The Hubble servicing mission having been a great success, NASA is now talking about postponing the next visit from 1997 to 1999, which means a two-year delay in installing the improved instruments under development for that visit. Feasibility of this depends on how soon Hubble needs a reboost, which in turn depends on solar activity.
Geos 8, en route to Clarke orbit, is having attitude-control problems which seem likely to delay its arrival at its operating position: NASA has postponed the remaining apogee-motor firings until the problems are better understood.
Endeavour lands at Edwards after a one-day mission extension in hopes of better weather at the Cape. Radar observations were continued. Data processing will take quite a while, but preliminary results are good. Particularly interesting are *color* (well, false color) images, made possible by the SRL radar system doing simultaneous imaging at three different wavelengths.

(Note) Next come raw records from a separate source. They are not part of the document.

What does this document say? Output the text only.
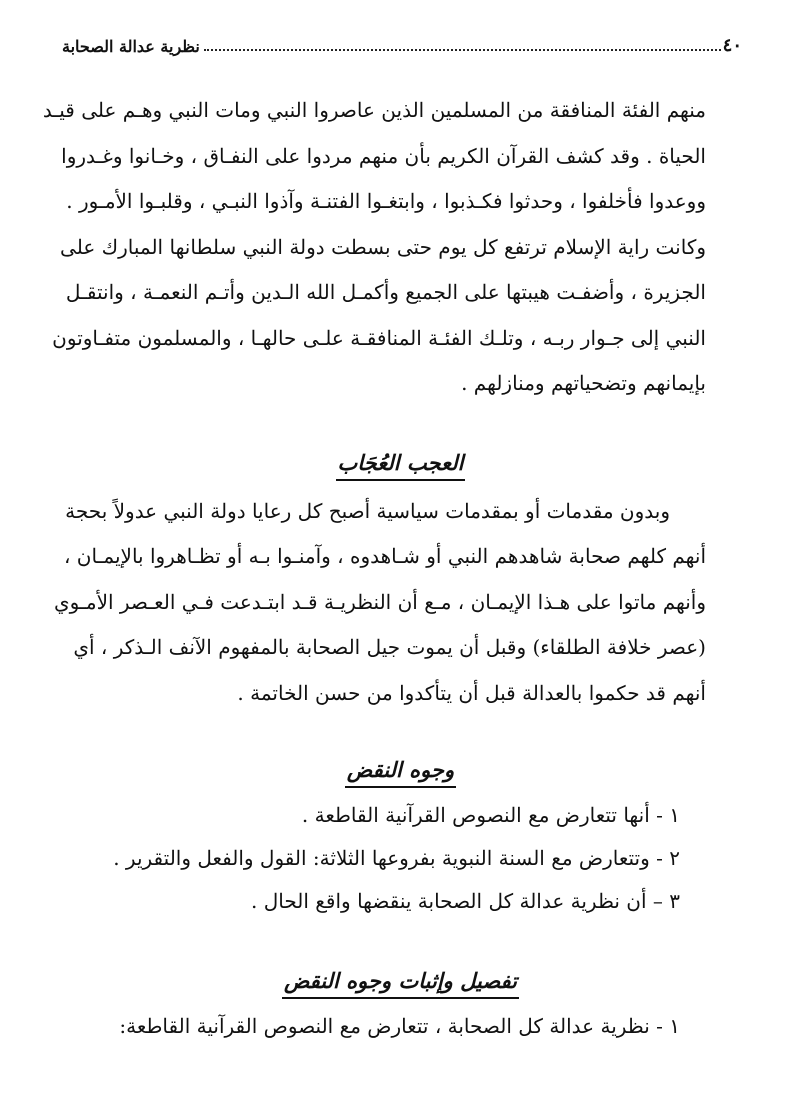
٤٠
نظرية عدالة الصحابة

منهم الفئة المنافقة من المسلمين الذين عاصروا النبي ومات النبي وهـم على قيـد
الحياة . وقد كشف القرآن الكريم بأن منهم مردوا على النفـاق ، وخـانوا وغـدروا
ووعدوا فأخلفوا ، وحدثوا فكـذبوا ، وابتغـوا الفتنـة وآذوا النبـي ، وقلبـوا الأمـور .
وكانت راية الإسلام ترتفع كل يوم حتى بسطت دولة النبي سلطانها المبارك على
الجزيرة ، وأضفـت هيبتها على الجميع وأكمـل الله الـدين وأتـم النعمـة ، وانتقـل
النبي إلى جـوار ربـه ، وتلـك الفئـة المنافقـة علـى حالهـا ، والمسلمون متفـاوتون
بإيمانهم وتضحياتهم ومنازلهم .

العجب العُجَاب

وبدون مقدمات أو بمقدمات سياسية أصبح كل رعايا دولة النبي عدولاً بحجة
أنهم كلهم صحابة شاهدهم النبي أو شـاهدوه ، وآمنـوا بـه أو تظـاهروا بالإيمـان ،
وأنهم ماتوا على هـذا الإيمـان ، مـع أن النظريـة قـد ابتـدعت فـي العـصر الأمـوي
(عصر خلافة الطلقاء) وقبل أن يموت جيل الصحابة بالمفهوم الآنف الـذكر ، أي
أنهم قد حكموا بالعدالة قبل أن يتأكدوا من حسن الخاتمة .

وجوه النقض
١ - أنها تتعارض مع النصوص القرآنية القاطعة .
٢ - وتتعارض مع السنة النبوية بفروعها الثلاثة: القول والفعل والتقرير .
٣ – أن نظرية عدالة كل الصحابة ينقضها واقع الحال .
تفصيل وإثبات وجوه النقض
١ - نظرية عدالة كل الصحابة ، تتعارض مع النصوص القرآنية القاطعة:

Planned April 21 Titan IV launch slips at least two days after a procedural error in preparations cuts power to the Titan's guidance system. Nature of the payload is still undisclosed, although the use of a Centaur and a high-inclination orbit (the Cape having warned Canada about an up-the- Eastern-Seaboard launch trajectory) suggests that it is the eavesdropping satellite that reportedly has been sitting in a Cape hangar for three years awaiting launch.
NASA releases new launch schedule, calling for eight shuttle missions next year and nine per year in 1996 and 1997, plus assorted expendables. The next expendable launch is the very last Scout, set to launch DoD's MSTI-2 from Vandenberg May 16.
New French defence plan includes authorization for the Helios 2 spysat.